An opium user actually receives a high from the vapors produced from a pipe and an oil lamp with a chimney. So as to preserve the drug’s alkaloid chemical composition, the oil used is camellia, vegetable, peanut or coconut oil, rather than kerosene or alcohol.

Read the book to learn of the way the author fooled himself into thinking he was enjoying his opium-centered life, and how he beat his addiction.

Little Princes

The Book of the Week is “Little Princes” by Conor Grennan, published in 2010. This the story of a global aid worker who changed many lives for the better over the course of three years.

Initially, Grennan volunteered to be, in essence, a surrogate parent for a couple of months in Nepal in late 2004 at an orphanage, whose name in English is “Little Princes.” However, the children were not truly orphans. Months or years before, a child trafficker had told their parents, living in poverty-stricken rural villages, that if they gave him a lot of money– in some cases, their life savings–  that their children would be fed and clothed well and get an education. Instead, the trafficker sold them into domestic servitude in private homes. Those lucky children had been rescued by a pitifully incomplete patchwork of international child-services organizations or a government official in Kathmandu. “In Nepal, there were no safety nets, no system where all children were cared for in an orderly manner.”

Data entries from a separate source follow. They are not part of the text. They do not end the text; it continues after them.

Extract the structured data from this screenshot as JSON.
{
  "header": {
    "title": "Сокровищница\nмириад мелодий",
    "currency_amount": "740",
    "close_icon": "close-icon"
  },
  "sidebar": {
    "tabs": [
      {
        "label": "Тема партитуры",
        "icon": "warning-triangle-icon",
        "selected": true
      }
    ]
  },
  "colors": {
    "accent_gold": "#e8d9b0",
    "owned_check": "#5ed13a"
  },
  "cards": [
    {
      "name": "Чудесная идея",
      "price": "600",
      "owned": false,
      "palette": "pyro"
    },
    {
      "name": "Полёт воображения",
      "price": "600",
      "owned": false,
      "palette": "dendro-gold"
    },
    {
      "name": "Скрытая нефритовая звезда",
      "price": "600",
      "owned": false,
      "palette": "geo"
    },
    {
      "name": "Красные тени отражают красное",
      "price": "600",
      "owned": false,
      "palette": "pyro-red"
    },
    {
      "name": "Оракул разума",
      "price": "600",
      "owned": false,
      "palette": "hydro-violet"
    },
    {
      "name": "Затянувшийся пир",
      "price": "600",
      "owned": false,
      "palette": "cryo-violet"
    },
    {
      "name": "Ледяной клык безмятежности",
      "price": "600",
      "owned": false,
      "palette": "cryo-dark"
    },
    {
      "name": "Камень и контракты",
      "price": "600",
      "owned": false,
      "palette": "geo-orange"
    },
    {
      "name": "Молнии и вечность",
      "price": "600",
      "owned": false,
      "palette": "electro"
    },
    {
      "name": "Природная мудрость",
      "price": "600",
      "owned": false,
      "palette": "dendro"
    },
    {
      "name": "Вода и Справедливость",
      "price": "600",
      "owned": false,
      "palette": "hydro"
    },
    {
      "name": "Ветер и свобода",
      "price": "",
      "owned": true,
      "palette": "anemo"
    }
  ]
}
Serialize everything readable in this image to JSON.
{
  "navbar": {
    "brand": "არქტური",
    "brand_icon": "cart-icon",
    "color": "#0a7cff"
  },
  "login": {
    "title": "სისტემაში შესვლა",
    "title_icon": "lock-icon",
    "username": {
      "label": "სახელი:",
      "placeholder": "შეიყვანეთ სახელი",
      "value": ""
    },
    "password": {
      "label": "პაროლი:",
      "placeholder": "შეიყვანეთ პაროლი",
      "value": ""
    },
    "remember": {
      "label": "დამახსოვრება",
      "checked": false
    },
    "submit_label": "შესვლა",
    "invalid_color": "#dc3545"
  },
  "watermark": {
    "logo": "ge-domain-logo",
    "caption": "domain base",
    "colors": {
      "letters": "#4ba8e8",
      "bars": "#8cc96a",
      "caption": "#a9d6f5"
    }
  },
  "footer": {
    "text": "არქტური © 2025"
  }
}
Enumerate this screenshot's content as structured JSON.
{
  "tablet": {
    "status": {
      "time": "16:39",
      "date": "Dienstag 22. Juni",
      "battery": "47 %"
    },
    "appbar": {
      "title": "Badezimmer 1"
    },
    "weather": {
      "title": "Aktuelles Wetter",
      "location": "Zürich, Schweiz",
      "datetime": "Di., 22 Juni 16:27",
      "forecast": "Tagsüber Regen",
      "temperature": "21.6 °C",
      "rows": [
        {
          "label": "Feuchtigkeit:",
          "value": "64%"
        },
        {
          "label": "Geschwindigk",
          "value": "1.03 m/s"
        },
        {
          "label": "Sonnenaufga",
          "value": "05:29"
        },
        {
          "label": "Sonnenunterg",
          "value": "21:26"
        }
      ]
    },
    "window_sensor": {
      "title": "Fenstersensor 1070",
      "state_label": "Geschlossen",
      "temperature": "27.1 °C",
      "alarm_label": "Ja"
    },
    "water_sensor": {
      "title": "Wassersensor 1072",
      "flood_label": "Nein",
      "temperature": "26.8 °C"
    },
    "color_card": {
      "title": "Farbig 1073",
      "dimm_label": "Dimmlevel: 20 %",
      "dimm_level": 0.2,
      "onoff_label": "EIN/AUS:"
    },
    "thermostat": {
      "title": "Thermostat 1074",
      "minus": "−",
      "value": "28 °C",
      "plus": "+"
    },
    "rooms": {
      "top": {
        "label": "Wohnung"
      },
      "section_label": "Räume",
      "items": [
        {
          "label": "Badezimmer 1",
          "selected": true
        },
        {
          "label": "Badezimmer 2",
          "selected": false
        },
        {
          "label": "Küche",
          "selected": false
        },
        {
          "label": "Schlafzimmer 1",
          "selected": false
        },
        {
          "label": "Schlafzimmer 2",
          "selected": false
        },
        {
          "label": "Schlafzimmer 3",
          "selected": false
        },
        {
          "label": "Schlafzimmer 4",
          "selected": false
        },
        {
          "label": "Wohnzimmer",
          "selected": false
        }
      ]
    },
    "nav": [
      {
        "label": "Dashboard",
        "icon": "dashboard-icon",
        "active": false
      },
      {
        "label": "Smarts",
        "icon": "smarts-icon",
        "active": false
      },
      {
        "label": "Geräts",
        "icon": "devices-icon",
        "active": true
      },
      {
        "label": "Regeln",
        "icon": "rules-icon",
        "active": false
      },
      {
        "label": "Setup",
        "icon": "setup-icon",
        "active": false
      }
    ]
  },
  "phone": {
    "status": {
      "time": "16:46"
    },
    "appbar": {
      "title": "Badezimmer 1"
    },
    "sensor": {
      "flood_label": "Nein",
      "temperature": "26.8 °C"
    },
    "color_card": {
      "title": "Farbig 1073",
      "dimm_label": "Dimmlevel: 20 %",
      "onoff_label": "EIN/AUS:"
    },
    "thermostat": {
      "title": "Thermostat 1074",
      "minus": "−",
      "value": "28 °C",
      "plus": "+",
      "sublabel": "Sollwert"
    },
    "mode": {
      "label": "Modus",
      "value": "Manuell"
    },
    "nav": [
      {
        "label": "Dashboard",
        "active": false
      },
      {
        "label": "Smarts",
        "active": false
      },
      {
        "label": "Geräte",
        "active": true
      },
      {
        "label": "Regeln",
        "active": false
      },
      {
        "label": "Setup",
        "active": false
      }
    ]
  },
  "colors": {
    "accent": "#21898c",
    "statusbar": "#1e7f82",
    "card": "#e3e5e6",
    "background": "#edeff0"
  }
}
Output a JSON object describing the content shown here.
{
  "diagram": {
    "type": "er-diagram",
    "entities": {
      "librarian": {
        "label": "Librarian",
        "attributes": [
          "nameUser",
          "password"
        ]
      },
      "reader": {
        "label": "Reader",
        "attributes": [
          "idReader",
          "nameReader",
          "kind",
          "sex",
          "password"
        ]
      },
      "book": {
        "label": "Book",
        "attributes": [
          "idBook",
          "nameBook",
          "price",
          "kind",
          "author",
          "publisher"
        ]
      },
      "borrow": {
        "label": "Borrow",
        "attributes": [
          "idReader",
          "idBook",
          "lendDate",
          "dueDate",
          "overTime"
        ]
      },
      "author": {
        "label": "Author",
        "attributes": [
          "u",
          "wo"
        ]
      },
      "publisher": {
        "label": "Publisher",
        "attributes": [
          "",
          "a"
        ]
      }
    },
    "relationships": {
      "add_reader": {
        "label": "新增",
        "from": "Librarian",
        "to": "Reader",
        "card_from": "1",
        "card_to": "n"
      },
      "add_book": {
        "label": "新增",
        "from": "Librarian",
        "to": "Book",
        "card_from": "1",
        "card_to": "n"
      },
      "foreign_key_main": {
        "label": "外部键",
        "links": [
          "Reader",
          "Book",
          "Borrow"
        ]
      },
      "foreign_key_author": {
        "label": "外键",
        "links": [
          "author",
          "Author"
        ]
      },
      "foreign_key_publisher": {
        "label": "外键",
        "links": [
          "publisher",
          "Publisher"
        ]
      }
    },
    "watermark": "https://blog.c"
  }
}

Grennan fell in love with the children at Little Princes, and they, him. He thus returned to be with them after a year’s interlude. He learned of a group that ran homes in Kathmandu, and visited with kids there, too. He, with a fellow volunteer, had a dream to form an organization to have rescued children come to live in their own children’s home.

After the decade-long civil war between the Nepalese monarchy and the Maoists ended, Grennan’s goal became to find the children’s parents and reunite them. In prior years, the Maoists had occupied villages and had been ruthless with people associated with aid organizations. A weeks-long expedition taken on foot in the high-altitude mountains to find the parents, was already fraught with the dangers of death by a fall, illness, marauders, and snow, and even in this day and age– the absence of communications devices (!)

Grennan encountered a traumatic situation, of which he knew not, how many of its like there were. While on an expedition like the one described above, he found out from a postal service worker that the parents of a fourteen-year old kid in a home were alive and well. At some point in the past, the kid had been given their death certificates. Grennan realized the certificates were forged. “Here was a boy who had grown up believing that his entire family was dead… I was struck by how viciously the civil war had torn this country apart.”

Once Grennan started having success reuniting children and parents, the latter were overjoyed to see the former again. “But when they learned that their child was being well taken care of, they were suddenly reluctant to take him or her home. Nepal is a terribly poor country; it is a challenge to support a family.”